I find I like the idea of Burning Man, but generally speaking I don't care for what Burning Man actually is. They like to think of themselves as building this huge city "overnight" in the desert, and while it is a large convergence of people - around 50,000 of them - it isn't a city. It isn't even a community. It is a party, a vacation, a drug induced haze for a good majority of the participants.
But I wonder. I wonder what it would be like if the 'experiment' actually involved survival like the building of towns did as our country was founded. It seems to me that Burning Man is really no different than taking your vacation to any other tourist spot, with the notable exception of you have to bring everything you need or want with you for the few days you are there. What if it required you to make a living? To labor with others to build more permanent shelters, to find real sources of water, to figure out how to dispose of human waste, to protect yourselves from criminals, to grow your own food, take care of livestock, negotiate a real sense of community where there were shared values. What if their wasn't the pleasant haze of drugs and alcohol?
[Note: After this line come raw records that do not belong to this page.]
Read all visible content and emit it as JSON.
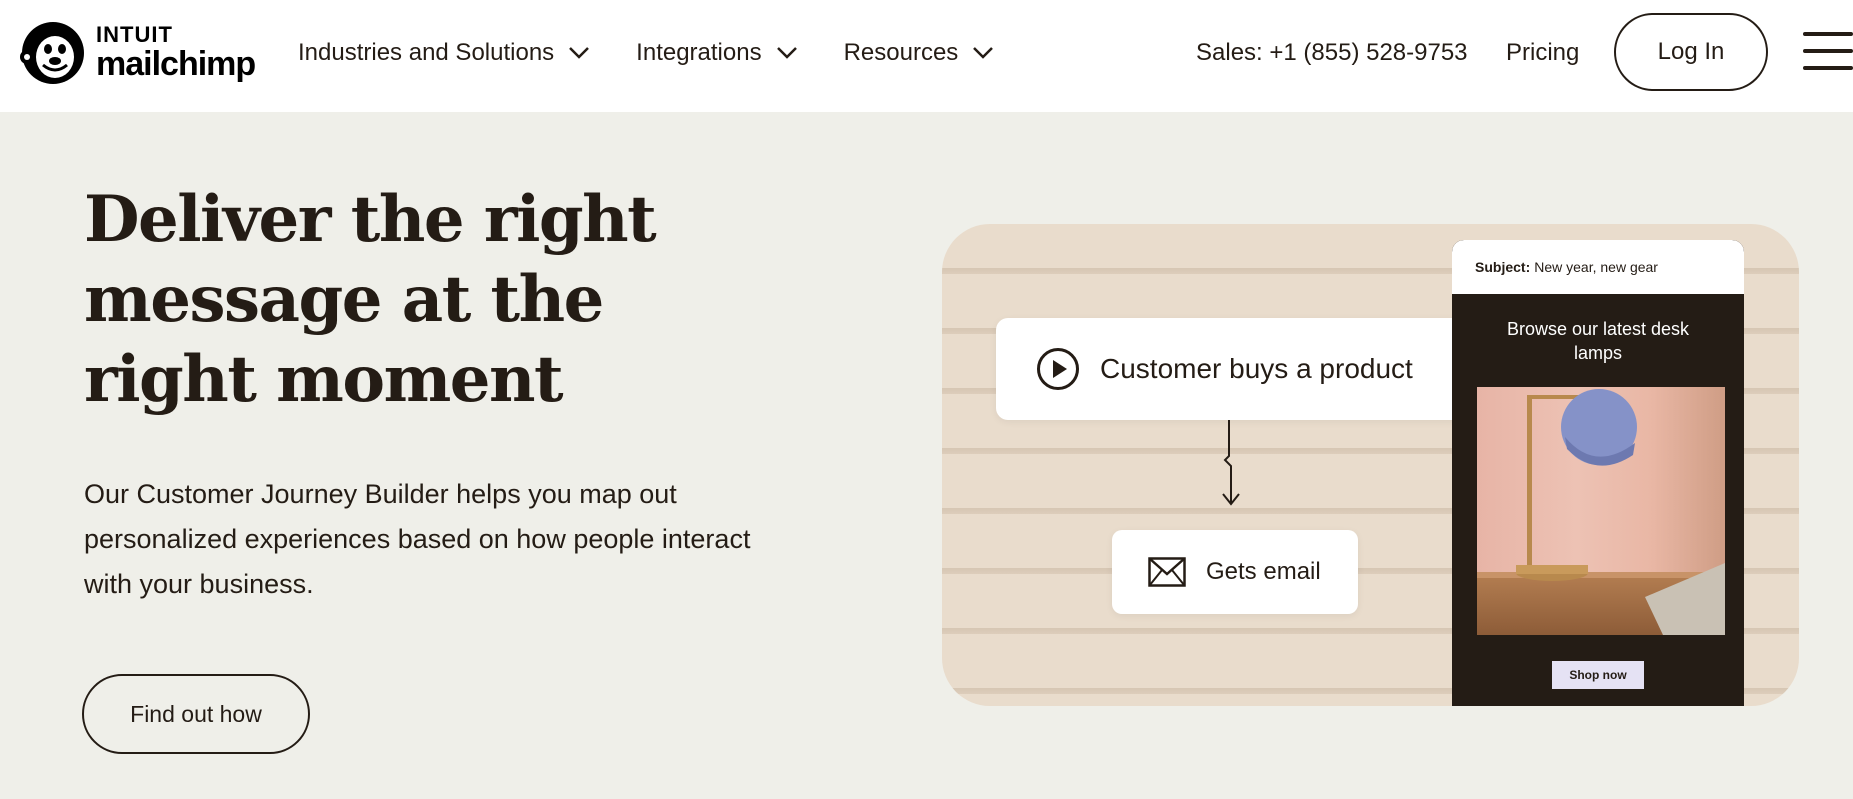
{
  "header": {
    "logo": {
      "top": "INTUIT",
      "bottom": "mailchimp"
    },
    "nav": [
      {
        "label": "Industries and Solutions"
      },
      {
        "label": "Integrations"
      },
      {
        "label": "Resources"
      }
    ],
    "sales": "Sales: +1 (855) 528-9753",
    "pricing": "Pricing",
    "login": "Log In"
  },
  "hero": {
    "headline": "Deliver the right message at the right moment",
    "subtext": "Our Customer Journey Builder helps you map out personalized experiences based on how people interact with your business.",
    "cta": "Find out how"
  },
  "illustration": {
    "trigger_card": "Customer buys a product",
    "action_card": "Gets email",
    "email": {
      "subject_label": "Subject:",
      "subject_value": "New year, new gear",
      "heading": "Browse our latest desk lamps",
      "button": "Shop now"
    }
  },
  "colors": {
    "text": "#241c15",
    "background": "#efefe9",
    "header_bg": "#ffffff",
    "email_bg": "#241c15",
    "lamp_shade": "#8592c8"
  }
}
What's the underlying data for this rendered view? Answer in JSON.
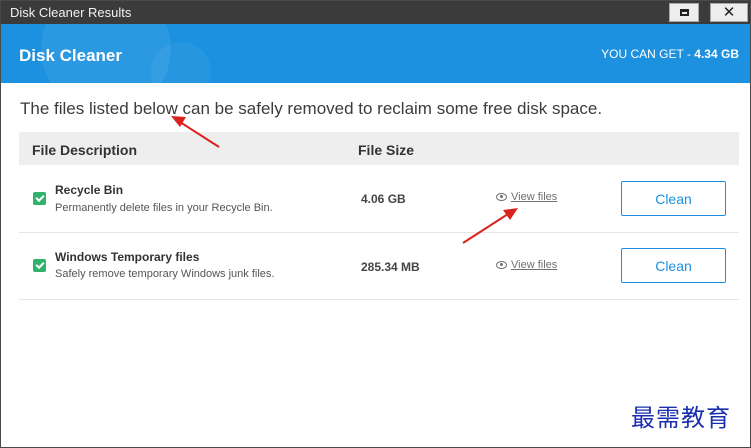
{
  "window": {
    "title": "Disk Cleaner Results"
  },
  "header": {
    "app_title": "Disk Cleaner",
    "you_can_get_label": "YOU CAN GET - ",
    "you_can_get_value": "4.34 GB",
    "accent_color": "#1b91e0"
  },
  "intro_text": "The files listed below can be safely removed to reclaim some free disk space.",
  "table": {
    "headers": {
      "description": "File Description",
      "size": "File Size"
    },
    "rows": [
      {
        "checked": true,
        "name": "Recycle Bin",
        "description": "Permanently delete files in your Recycle Bin.",
        "size": "4.06 GB",
        "view_label": "View files",
        "clean_label": "Clean"
      },
      {
        "checked": true,
        "name": "Windows Temporary files",
        "description": "Safely remove temporary Windows junk files.",
        "size": "285.34 MB",
        "view_label": "View files",
        "clean_label": "Clean"
      }
    ]
  },
  "watermark": "最需教育",
  "icons": [
    "restore-icon",
    "close-icon",
    "eye-icon",
    "checkbox-checked-icon",
    "annotation-arrow"
  ],
  "colors": {
    "annotation_red": "#d9231d",
    "checkbox_green": "#2fb36b",
    "watermark_blue": "#1a2fb0"
  }
}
How long would it take before the collection of people became a group of followers and dependents, turning their lives over to others so that they don't have to accept responsibility for themselves? How long would it be before the vast majority of creativity was stifled by the need to survive?
Granted the city built by Burning Man should have a head start over how the west was developed because there is a disproportionately large number of engineers and geeks that attend Burning Man, but I wonder none-the-less.
What would happen to the handful of people who attend Burning Man that area actually individualists, rather than leftist socialists? How long would it take for them to walk into the wilderness alone? How long would it take for there to be discussions about "community" vs. "self-responsibility?" Would they ever reach the conclusion that there can be self-responsibility within community?
That's it for today. I hope your day was all you wanted it to be.